そしてリリアナの視線がナンバー9に向けられる。
「はっ、俺は行くぜ!」
腕を組み、鼻を鳴らして偉そうな態度で低い声を出したのは、三十一歳のダニエル・トンプソンという名前のアメリカ人。
短く切り揃えられた茶色い髪をしている彼は、他のメンバーが女性四人というパーティーの<ヘスティア>を率いている。
顔の彫りが深く、野性味あふれる雰囲気を醸し出している彼の目つきは恐ろしいくらいに鋭い。
実は――ナンバー0から8までの人物は全員がルーラー系のジョブ。
そんな中、異端を放つのがダニエルで、彼のジョブは『ルーンマスター』だ。
マスター系のジョブがシングルナンバーにまでのし上がったのは、類を見ないほど珍しい。

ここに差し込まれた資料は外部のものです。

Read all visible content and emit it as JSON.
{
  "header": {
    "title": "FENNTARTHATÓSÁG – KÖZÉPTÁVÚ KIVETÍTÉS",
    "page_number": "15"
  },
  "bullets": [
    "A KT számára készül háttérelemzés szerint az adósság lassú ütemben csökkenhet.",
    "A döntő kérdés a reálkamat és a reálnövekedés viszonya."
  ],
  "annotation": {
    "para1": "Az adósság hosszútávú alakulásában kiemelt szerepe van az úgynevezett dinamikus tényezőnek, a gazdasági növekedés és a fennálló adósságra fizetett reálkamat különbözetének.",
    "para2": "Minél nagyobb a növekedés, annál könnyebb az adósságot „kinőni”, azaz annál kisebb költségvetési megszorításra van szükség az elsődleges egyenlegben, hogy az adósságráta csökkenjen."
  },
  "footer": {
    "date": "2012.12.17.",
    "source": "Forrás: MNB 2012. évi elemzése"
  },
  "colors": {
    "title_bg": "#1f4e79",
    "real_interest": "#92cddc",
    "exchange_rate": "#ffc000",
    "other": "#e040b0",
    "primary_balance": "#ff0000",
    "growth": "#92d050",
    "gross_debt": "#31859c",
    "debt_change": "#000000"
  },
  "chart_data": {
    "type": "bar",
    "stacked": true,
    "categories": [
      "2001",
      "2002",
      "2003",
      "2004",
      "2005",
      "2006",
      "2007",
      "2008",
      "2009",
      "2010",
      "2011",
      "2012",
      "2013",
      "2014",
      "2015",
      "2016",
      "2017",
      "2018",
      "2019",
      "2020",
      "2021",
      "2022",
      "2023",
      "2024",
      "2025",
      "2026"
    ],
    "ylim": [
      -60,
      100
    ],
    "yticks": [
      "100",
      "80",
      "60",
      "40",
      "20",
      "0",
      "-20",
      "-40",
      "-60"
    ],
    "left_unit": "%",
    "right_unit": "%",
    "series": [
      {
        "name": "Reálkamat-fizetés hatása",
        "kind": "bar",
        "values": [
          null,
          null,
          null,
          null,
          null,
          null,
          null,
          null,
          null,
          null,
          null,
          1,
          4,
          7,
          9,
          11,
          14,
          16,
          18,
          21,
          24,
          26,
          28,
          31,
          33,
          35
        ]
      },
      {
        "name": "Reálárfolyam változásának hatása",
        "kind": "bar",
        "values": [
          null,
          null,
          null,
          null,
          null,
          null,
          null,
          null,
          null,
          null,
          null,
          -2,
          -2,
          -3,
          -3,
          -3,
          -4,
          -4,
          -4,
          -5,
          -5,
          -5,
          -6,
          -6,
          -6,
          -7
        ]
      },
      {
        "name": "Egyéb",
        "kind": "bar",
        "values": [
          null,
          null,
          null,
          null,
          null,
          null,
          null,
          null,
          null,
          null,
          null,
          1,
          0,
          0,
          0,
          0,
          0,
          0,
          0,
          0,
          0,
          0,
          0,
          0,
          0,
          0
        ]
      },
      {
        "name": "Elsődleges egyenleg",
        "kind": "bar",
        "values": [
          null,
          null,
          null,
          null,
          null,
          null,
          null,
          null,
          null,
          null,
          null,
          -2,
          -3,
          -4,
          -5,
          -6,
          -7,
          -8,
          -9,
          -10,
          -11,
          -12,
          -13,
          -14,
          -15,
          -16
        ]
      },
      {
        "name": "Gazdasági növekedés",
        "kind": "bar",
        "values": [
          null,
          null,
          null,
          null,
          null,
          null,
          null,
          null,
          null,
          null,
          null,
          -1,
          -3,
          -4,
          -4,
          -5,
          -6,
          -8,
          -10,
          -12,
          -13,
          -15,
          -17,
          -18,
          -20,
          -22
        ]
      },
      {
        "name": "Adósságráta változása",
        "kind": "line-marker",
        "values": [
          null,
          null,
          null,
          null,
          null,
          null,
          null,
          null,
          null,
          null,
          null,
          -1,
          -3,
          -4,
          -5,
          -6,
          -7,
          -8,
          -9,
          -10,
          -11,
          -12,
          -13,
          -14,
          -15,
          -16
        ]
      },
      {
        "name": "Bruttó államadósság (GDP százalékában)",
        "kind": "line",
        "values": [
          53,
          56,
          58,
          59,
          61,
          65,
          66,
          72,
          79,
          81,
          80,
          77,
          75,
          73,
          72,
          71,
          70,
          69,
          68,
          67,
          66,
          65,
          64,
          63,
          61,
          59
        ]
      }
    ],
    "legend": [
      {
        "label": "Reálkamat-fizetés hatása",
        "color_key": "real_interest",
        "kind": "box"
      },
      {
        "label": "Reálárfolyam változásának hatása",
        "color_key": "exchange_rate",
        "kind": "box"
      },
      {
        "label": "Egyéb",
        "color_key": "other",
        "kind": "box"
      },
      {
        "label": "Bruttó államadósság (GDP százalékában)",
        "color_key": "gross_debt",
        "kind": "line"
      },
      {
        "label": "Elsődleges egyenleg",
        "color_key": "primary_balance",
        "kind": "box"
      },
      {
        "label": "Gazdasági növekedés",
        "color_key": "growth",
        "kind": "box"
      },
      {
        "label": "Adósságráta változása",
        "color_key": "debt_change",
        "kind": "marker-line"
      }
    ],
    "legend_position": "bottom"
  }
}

一般的な認識として、『ルーンマスター』はサポート系ジョブだ。
このジョブの特長として挙げられるのは、【エングレビット】という超有用なスキルを所持している点だろう。
使用するごとに魔力を多く必要とするそのスキルは、物へ刻印を行って特定の能力を付与できるという破格のもの。
例えば、剣に【エングレビット】を施した結果、炎を纏う物や冷気を発する物に変化させられるし、防具に刻印することで何かの耐性をつけることも可能なのだ。
もちろん、魔力量、アイデア、練度などによって出来上がりの質は異なる。
そういった特性を持つジョブのため、ダニエル以外の者は職人として活動をしていた。
といっても、現在の地球において、『ルーンマスター』は彼を含めて三人しかいないのだが。
「ところで、サクト・クロセという人物を知っているか?」
野心溢れるダニエルが突如出した名前。
WEOサミット参加している選ばれた者らは、それに対しさまざまな反応を示すのだった。